Les détails des versements aux producteurs de volaille et d’oeufs restent encore à être précisés.
Calendrier écourté
Alors qu’on lui demandait pourquoi ces versements avaient tardé à venir pour ces producteurs, la ministre Bibeau a indiqué que la COVID-19 avait contraint le gouvernement à différer ses plans.
Ottawa avait déjà annoncé un investissement de 1,75 milliard de dollars pour le secteur laitier. Le gouvernement avait versé 345 millions à ces producteurs l’an dernier.

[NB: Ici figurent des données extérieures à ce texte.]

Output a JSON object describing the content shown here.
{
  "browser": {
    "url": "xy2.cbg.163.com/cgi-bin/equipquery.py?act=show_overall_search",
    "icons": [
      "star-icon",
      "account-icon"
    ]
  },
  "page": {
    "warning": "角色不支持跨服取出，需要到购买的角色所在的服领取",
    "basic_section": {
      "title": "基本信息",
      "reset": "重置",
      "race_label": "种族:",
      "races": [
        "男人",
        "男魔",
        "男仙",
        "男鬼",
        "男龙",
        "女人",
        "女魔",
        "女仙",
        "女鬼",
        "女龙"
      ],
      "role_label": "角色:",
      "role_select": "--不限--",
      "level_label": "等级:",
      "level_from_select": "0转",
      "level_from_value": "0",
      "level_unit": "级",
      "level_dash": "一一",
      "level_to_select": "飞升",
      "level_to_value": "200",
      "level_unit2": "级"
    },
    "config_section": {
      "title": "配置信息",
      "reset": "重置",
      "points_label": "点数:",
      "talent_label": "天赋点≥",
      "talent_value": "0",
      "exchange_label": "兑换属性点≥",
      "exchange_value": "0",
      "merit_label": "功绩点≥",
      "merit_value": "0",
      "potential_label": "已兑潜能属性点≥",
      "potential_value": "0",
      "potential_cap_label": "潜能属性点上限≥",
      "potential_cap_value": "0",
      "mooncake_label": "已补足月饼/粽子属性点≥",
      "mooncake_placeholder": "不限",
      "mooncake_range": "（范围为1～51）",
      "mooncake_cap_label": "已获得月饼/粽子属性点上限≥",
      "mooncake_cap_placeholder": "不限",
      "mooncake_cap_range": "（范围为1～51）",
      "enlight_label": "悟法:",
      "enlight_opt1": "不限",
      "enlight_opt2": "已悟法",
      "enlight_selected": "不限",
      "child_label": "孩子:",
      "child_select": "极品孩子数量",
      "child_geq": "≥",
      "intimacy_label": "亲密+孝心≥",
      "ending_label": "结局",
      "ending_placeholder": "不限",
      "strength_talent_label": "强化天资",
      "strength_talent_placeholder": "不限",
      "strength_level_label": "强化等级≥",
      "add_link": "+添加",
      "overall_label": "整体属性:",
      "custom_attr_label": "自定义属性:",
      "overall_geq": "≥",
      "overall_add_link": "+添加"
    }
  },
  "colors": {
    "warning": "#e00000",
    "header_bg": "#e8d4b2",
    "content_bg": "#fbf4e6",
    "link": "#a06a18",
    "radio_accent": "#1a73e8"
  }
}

Pour une ferme moyenne de 80 vaches, cela équivalait à un versement d’environ 28 000 $, selon la ministre.
Pour la suite, ils recevront 468 millions d’ici mars prochain, 469 millions en 2021-2022 et 468 millions en 20222023. Ces sommes devaient à l’origine être déboursées sur les sept prochaines années, mais elles seront finalement condensées sur trois ans.
« Une planification comme ça, stable, garantie, ça enlève un peu de stress sur les épaules des producteurs, ça va être bienvenu », a réagi Pierre Lampron, président des Producteurs laitiers du Canada.
Les Producteurs de lait du Québec se sont également réjouis que le gouvernement ait précisé le calendrier des versements pour ces deux premiers accords, mais ils ont encouragé Ottawa à négocier « dès maintenant » des indemnisations pour l’Accord de libre-échange entre le Canada, les ÉtatsUnis et le Mexique (ACEUM).
Les compensations relatives à ce nouvel accord ne sont pas encore connues et Mme Bibeau a déclaré samedi qu’elle n’avait pas d’échéancier précis à ce sujet. « En ce moment, on met beaucoup d’efforts, de ressources, tant financières qu’humaines, dans les programmes d’urgence pour la COVID-19 », a-t-elle soutenu.
Le gouvernement compte également indemniser les transformateurs. « Ça va venir, on travaille là-dessus en ce moment », a assuré la ministre.
L’Union des producteurs agricoles (UPA) a aussi salué l’annonce d’Ottawa, « qui [lui] donne confiance en l’avenir ». « Malgré cela, il est primordial qu’aucune autre concession ne soit faite dans les productions sous la gestion de l’offre lors des prochaines négociations », a déclaré le président de l’UPA, Marcel Groleau.
Brèches
Le porte-parole du Bloc québécois en matière d’agriculture, Yves Perron, s’est lui aussi dit soulagé par l’annonce de la ministre, même s’il a exprimé des réserves. « Les dommages occasionnés par les brèches faites au système agricole québécois par les concessions des trois derniers accords commerciaux sont permanents, et aucune compensation ne permettra de rétablir l’équilibre que l’on avait réussi à acquérir », a-t-il déclaré par voie de communiqué.
M. Perron déplore que « les transformateurs de l’ensemble des secteurs [aient] été complètement écartés par l’annonce de la ministre et, pis encore, qu’il n’y ait toujours aucune compensation pour l’ACEUM ».
La ministre Bibeau a d’ailleurs assuré d’entrée de jeu qu’« aucune autre part de marché sous gestion de l’offre ne sera sacrifiée par le gouvernement dans les accords commerciaux à venir ».
Les industries du lait, de la volaille et des oeufs au Canada sont réglementées pour assurer un revenu stable aux agriculteurs de ce secteur, mais les partenaires commerciaux du Canada soutiennent que le système est protectionniste.
Ce secteur était un point de friction dans les négociations de trois accords commerciaux distincts que le Canada a conclus ces dernières années : l’Accord économique et commercial global (AECG), Accord de partenariat transpacifique global et progressiste (PTPGP) et l’ACEUM. Les partenaires commerciaux voulaient un meilleur accès canadien pour leurs produits, ce qui, selon les fournisseurs canadiens, entraînerait des répercussions importantes sur leurs revenus.
Le budget de mars 2019 des libéraux avait prévu jusqu’à 3,9 milliards en indemnisation pour les concessions commerciales faites sur la gestion de l’offre. Les fonds annoncés samedi ne concernent que l’AECG et le PTPGP.